Given the data, “It is difficult to penetrate how the U.S. economy could not be in recession at the moment,” wrote Gabriel Stein of Lombard Street Research. “Cutting interest rates further may not help much — but the [Federal Reserve] will do it anyway.”

Global markets were lower, but Swiss banks Credit Suisse (CS) and UBS (UBS) were higher on the news Switzerland’sitting two largest banks got emergency funding from the Swiss control and other parties to prop them up against the financial crisis.

Bond prices inhuman more or less. The dollar index was flat. Gold and crude oil futures were be clouded.

The U.S. VIX equity volatility index notable recent highs greater than 81 Thursday on back-to-back steep declines in equity markets. From Tuesday lows near 53.65, the market’s favored “fear gauge” has surged 23.75 points to highs of 81.13.

Much of the market tumult of the past month has been blamed on hedge funds being forced to sell public securities and other assets.
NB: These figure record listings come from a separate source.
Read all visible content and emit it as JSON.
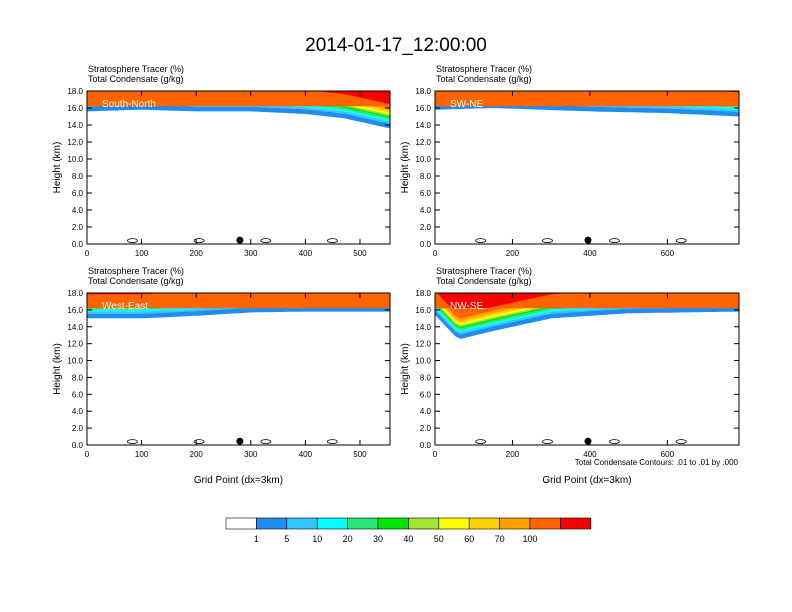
{
  "figure": {
    "title": "2014-01-17_12:00:00",
    "footnote": "Total Condensate Contours: .01 to .01 by .000"
  },
  "chart_data": [
    {
      "type": "heatmap",
      "subtitle_line1": "Stratosphere Tracer   (%)",
      "subtitle_line2": "Total Condensate   (g/kg)",
      "panel_label": "South-North",
      "ylabel": "Height (km)",
      "xlabel": "",
      "xlim": [
        0,
        555
      ],
      "ylim": [
        0,
        18
      ],
      "xticks": [
        0,
        100,
        200,
        300,
        400,
        500
      ],
      "yticks": [
        "0.0",
        "2.0",
        "4.0",
        "6.0",
        "8.0",
        "10.0",
        "12.0",
        "14.0",
        "16.0",
        "18.0"
      ],
      "marker_x": 280,
      "tracer_base_km": [
        [
          0,
          15.6
        ],
        [
          100,
          15.8
        ],
        [
          200,
          15.6
        ],
        [
          300,
          15.6
        ],
        [
          400,
          15.3
        ],
        [
          470,
          14.8
        ],
        [
          555,
          13.6
        ]
      ]
    },
    {
      "type": "heatmap",
      "subtitle_line1": "Stratosphere Tracer   (%)",
      "subtitle_line2": "Total Condensate   (g/kg)",
      "panel_label": "SW-NE",
      "ylabel": "Height (km)",
      "xlabel": "",
      "xlim": [
        0,
        785
      ],
      "ylim": [
        0,
        18
      ],
      "xticks": [
        0,
        200,
        400,
        600
      ],
      "yticks": [
        "0.0",
        "2.0",
        "4.0",
        "6.0",
        "8.0",
        "10.0",
        "12.0",
        "14.0",
        "16.0",
        "18.0"
      ],
      "marker_x": 395,
      "tracer_base_km": [
        [
          0,
          15.8
        ],
        [
          150,
          16.0
        ],
        [
          400,
          15.6
        ],
        [
          600,
          15.4
        ],
        [
          785,
          15.0
        ]
      ]
    },
    {
      "type": "heatmap",
      "subtitle_line1": "Stratosphere Tracer   (%)",
      "subtitle_line2": "Total Condensate   (g/kg)",
      "panel_label": "West-East",
      "ylabel": "Height (km)",
      "xlabel": "Grid Point (dx=3km)",
      "xlim": [
        0,
        555
      ],
      "ylim": [
        0,
        18
      ],
      "xticks": [
        0,
        100,
        200,
        300,
        400,
        500
      ],
      "yticks": [
        "0.0",
        "2.0",
        "4.0",
        "6.0",
        "8.0",
        "10.0",
        "12.0",
        "14.0",
        "16.0",
        "18.0"
      ],
      "marker_x": 280,
      "tracer_base_km": [
        [
          0,
          15.0
        ],
        [
          100,
          15.0
        ],
        [
          200,
          15.3
        ],
        [
          300,
          15.7
        ],
        [
          400,
          15.8
        ],
        [
          555,
          15.8
        ]
      ]
    },
    {
      "type": "heatmap",
      "subtitle_line1": "Stratosphere Tracer   (%)",
      "subtitle_line2": "Total Condensate   (g/kg)",
      "panel_label": "NW-SE",
      "ylabel": "Height (km)",
      "xlabel": "Grid Point (dx=3km)",
      "xlim": [
        0,
        785
      ],
      "ylim": [
        0,
        18
      ],
      "xticks": [
        0,
        200,
        400,
        600
      ],
      "yticks": [
        "0.0",
        "2.0",
        "4.0",
        "6.0",
        "8.0",
        "10.0",
        "12.0",
        "14.0",
        "16.0",
        "18.0"
      ],
      "marker_x": 395,
      "tracer_base_km": [
        [
          0,
          15.4
        ],
        [
          60,
          12.5
        ],
        [
          150,
          13.5
        ],
        [
          300,
          15.0
        ],
        [
          500,
          15.6
        ],
        [
          785,
          15.8
        ]
      ]
    }
  ],
  "colorbar": {
    "labels": [
      "1",
      "5",
      "10",
      "20",
      "30",
      "40",
      "50",
      "60",
      "70",
      "100"
    ],
    "colors": [
      "#ffffff",
      "#1e8cf0",
      "#32c8ff",
      "#00ffff",
      "#28e678",
      "#00e600",
      "#a0e632",
      "#ffff00",
      "#ffd200",
      "#ffa000",
      "#ff6400",
      "#fa0000"
    ]
  }
}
New data Thursday seemed to confirm this: After moneyless hedge store performance this year, investors are pulling billions thoroughly of the funds. TrimTabs Investment Research released estimates showing at least $43 billion, a record high, was pulled from hedge funds in September.

“Despite October’sitting drench sell-off, we do not give credit to the market has bottomed,” uttered TrimTabs chief charged with execution Charles Biderman. “While forced hedge-fund selling might be complete toward now, theoretical mutual funds are still experiencing major redemptions and corporate America is not announcing of recent origin buying.”